Synopses & Reviews
Long before lucrative tribal casinos sparked controversy, Native Americans amassed other wealth that provoked intense debate about the desirability, morality, and compatibility of Indian and non-Indian economic practices. Blending social, cultural, and economic history, Alexandra Harmon examines seven such instances of Indian affluence and the dilemmas they presented both for Native Americans and for Euro-Americans--dilemmas rooted in the colonial origins of the modern American economy. Harmon's study not only compels us to look beyond stereotypes of greedy whites and poor Indians, but also convincingly demonstrates that Indians deserve a prominent place in American economic history and in the history of American ideas through the twentieth century.
Review
"Harmon offers an original overview of Indian-white relations in the United States by tracing Euro-American attitudes towards Indian economic activity and Indian wealth from seventeenth-century Virginia to the modern age. An original, wide-ranging, well-written, and well-argued work."--Frederick Hoxie, author of A Final Promise: The Campaign to Assimilate the American Indians, 1880-1920
Review
"This bold and provocative book is an outstanding work of scholarship.
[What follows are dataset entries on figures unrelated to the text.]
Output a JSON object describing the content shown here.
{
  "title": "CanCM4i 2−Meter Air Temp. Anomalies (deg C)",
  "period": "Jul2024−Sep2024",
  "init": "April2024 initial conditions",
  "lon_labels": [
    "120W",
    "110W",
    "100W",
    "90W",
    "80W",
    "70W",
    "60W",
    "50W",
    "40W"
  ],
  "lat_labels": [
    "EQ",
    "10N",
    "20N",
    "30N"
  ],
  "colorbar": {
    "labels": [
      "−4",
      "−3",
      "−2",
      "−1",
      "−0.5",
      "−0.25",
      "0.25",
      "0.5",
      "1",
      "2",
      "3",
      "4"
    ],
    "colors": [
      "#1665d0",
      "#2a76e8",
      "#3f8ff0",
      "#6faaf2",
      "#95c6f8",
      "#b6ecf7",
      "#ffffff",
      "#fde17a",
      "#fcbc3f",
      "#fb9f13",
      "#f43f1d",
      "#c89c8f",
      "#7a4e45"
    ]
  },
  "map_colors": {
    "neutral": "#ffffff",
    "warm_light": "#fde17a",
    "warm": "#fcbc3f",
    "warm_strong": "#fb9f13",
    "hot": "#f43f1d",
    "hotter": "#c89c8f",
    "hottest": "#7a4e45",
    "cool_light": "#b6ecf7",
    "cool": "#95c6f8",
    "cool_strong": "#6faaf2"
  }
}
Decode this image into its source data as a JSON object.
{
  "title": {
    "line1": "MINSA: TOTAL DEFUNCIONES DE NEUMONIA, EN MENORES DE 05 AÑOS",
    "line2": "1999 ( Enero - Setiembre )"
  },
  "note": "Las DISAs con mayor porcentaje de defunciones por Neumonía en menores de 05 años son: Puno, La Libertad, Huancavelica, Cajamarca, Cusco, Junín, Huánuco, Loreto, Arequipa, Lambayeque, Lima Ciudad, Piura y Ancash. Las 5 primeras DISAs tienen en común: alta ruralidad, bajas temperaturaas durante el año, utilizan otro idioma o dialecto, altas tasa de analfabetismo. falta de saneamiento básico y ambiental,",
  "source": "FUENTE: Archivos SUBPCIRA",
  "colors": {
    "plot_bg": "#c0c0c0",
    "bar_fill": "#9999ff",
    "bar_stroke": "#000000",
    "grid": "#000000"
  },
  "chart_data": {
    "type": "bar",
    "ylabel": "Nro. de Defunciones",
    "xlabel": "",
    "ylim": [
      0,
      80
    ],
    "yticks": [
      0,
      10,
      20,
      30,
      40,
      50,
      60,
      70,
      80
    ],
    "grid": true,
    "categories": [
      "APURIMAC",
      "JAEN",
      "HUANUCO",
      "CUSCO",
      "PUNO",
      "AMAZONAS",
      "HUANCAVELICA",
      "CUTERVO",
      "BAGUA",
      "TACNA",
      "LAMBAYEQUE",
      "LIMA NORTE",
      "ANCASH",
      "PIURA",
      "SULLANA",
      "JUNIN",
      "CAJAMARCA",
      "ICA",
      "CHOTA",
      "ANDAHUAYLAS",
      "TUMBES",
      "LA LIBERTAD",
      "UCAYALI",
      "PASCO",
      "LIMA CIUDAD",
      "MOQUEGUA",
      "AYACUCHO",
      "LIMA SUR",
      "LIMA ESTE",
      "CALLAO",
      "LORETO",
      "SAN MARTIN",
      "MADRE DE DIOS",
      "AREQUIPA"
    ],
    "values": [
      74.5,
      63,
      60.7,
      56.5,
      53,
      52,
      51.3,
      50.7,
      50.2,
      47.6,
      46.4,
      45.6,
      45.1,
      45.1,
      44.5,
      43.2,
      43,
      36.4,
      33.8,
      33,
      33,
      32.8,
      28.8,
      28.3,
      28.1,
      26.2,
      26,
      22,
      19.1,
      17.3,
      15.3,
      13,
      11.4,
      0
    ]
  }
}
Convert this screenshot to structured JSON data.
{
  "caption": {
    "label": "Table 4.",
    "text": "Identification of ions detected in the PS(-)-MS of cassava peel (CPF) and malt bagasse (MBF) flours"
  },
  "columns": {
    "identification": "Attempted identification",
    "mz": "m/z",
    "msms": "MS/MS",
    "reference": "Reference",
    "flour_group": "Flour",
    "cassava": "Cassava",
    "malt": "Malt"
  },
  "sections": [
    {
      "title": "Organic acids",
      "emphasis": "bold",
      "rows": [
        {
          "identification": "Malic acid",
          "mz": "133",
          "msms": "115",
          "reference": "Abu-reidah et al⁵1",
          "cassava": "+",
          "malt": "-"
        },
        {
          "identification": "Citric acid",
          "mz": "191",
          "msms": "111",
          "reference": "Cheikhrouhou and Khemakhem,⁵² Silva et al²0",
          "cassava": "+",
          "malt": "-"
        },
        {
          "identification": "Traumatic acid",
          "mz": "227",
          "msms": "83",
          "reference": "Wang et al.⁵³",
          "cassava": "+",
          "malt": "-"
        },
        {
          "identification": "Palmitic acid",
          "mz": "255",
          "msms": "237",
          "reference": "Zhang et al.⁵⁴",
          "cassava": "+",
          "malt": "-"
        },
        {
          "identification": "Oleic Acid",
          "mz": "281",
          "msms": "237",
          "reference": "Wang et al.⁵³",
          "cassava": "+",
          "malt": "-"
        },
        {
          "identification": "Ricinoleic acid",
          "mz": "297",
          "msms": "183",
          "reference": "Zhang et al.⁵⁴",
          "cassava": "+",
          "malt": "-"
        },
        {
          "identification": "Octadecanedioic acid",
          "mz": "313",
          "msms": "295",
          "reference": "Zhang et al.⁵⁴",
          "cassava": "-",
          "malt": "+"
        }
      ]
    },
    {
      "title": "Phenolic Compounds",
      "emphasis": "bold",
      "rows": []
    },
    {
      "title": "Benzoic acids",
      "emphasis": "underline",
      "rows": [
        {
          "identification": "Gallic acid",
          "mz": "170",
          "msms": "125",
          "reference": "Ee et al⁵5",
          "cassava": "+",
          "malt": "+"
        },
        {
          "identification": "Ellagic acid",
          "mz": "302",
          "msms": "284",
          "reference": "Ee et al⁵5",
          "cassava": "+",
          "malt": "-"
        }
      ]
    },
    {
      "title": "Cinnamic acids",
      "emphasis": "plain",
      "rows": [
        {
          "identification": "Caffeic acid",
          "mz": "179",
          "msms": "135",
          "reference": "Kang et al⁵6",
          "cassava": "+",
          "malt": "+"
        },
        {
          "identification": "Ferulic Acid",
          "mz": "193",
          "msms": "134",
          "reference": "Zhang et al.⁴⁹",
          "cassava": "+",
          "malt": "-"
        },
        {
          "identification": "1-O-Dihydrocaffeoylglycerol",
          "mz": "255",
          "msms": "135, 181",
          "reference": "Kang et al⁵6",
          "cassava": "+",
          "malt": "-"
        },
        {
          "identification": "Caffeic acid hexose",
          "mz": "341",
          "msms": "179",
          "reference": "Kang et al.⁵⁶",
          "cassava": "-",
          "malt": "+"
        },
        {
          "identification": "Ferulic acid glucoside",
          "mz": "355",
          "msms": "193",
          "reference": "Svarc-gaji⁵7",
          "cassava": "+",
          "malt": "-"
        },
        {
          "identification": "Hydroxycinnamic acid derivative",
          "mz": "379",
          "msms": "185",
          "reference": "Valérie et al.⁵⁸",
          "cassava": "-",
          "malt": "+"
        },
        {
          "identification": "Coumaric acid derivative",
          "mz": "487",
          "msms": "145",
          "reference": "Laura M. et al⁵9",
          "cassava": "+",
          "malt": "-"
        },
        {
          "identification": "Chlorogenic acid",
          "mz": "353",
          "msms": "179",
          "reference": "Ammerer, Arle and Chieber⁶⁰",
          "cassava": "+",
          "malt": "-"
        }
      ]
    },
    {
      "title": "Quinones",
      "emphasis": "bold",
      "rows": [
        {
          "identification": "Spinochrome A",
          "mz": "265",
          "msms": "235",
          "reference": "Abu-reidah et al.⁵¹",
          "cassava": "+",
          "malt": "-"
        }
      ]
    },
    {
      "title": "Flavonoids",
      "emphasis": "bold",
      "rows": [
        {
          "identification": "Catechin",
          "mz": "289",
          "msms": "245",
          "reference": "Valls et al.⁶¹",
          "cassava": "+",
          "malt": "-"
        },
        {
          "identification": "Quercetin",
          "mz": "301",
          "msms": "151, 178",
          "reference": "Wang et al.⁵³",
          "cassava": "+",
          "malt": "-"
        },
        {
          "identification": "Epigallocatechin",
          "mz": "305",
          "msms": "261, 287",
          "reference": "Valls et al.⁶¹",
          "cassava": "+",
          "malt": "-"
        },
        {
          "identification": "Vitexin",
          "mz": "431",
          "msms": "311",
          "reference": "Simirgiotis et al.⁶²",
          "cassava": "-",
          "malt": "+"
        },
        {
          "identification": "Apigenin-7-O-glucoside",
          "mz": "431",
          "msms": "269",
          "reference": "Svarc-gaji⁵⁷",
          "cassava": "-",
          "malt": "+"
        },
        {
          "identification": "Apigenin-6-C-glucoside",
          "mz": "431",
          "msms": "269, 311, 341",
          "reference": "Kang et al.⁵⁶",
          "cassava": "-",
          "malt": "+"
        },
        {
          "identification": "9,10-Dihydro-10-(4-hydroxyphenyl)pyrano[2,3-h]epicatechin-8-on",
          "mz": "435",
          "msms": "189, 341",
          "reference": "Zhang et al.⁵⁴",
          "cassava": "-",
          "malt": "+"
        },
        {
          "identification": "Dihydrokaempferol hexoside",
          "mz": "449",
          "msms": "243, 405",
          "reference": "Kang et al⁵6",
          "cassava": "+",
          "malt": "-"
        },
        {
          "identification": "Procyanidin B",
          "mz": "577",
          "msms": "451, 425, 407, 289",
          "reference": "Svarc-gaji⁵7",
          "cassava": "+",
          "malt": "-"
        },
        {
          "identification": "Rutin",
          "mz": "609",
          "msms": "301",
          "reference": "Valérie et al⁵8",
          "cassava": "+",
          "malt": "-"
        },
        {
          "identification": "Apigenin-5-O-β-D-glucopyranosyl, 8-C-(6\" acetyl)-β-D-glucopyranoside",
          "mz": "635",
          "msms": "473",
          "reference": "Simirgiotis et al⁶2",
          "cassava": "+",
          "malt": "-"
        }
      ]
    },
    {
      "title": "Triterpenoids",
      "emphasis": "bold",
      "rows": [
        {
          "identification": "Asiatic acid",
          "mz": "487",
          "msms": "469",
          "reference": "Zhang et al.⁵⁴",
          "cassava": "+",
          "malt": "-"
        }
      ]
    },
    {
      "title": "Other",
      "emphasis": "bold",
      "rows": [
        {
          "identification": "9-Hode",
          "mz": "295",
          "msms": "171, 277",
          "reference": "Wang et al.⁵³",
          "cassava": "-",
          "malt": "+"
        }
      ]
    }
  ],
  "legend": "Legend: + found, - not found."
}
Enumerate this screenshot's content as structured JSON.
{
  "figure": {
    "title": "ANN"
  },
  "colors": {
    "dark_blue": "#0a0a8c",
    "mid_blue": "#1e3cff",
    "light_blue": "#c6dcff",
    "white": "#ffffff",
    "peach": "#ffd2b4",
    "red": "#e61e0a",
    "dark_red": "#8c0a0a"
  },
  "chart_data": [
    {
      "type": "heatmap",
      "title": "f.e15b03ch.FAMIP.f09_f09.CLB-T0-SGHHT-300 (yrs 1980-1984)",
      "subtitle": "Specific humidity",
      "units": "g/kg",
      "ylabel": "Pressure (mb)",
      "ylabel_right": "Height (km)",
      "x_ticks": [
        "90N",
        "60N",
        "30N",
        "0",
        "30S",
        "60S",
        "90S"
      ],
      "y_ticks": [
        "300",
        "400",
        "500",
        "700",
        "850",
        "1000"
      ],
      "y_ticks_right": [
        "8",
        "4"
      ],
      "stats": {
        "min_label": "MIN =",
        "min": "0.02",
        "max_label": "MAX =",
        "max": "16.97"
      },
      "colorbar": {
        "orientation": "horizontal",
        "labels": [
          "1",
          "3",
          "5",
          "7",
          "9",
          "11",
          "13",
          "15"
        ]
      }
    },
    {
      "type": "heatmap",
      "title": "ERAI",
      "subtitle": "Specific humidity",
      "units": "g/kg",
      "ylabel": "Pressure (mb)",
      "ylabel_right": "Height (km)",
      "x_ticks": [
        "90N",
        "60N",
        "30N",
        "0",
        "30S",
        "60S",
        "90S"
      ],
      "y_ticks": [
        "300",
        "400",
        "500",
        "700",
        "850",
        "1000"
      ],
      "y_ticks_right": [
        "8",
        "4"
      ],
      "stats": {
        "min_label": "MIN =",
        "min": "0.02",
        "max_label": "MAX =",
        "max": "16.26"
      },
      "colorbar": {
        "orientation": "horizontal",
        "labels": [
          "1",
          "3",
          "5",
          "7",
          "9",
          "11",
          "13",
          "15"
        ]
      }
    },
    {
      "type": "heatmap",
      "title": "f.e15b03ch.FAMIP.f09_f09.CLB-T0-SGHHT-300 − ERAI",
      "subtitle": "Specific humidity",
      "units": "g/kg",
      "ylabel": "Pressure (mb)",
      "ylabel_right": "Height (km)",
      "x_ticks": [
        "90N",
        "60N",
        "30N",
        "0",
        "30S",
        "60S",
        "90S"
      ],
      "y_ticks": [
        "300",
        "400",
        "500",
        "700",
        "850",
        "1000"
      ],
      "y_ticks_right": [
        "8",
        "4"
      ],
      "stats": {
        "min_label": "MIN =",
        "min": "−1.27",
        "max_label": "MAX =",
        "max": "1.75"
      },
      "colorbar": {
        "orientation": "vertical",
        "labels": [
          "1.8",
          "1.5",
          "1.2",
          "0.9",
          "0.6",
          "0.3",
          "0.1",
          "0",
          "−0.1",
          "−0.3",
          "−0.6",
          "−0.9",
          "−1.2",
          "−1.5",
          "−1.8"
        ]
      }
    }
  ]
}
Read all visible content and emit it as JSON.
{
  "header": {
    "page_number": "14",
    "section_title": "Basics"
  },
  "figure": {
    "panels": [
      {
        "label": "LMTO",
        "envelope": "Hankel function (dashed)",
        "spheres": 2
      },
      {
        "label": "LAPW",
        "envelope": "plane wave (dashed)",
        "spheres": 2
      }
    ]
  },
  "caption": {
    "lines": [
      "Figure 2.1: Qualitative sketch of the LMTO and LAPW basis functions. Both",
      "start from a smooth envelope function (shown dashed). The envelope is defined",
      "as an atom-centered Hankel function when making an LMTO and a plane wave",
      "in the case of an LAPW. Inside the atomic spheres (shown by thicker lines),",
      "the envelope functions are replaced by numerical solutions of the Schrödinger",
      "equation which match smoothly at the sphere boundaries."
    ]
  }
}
It reveals the complicated and often paradoxical history of American ideas about the morality of wealth accumulation and Indians' efforts to compete in the capitalist marketplace on the same terms as their non-Indian counterparts. Harmon is a trailblazer in the field of American Indian economic history."--Colleen O'Neill, author of Working the Navajo Way: Labor and Culture in the Twentieth Century
About the Author
Alexandra Harmon is associate professor of American Indian studies at the University of Washington. She is editor of The Power of Promises: Perspectives on Northwest Indian Treaties and author of Indians in the Making: Ethnic Relations and Indian Identities around Puget Sound.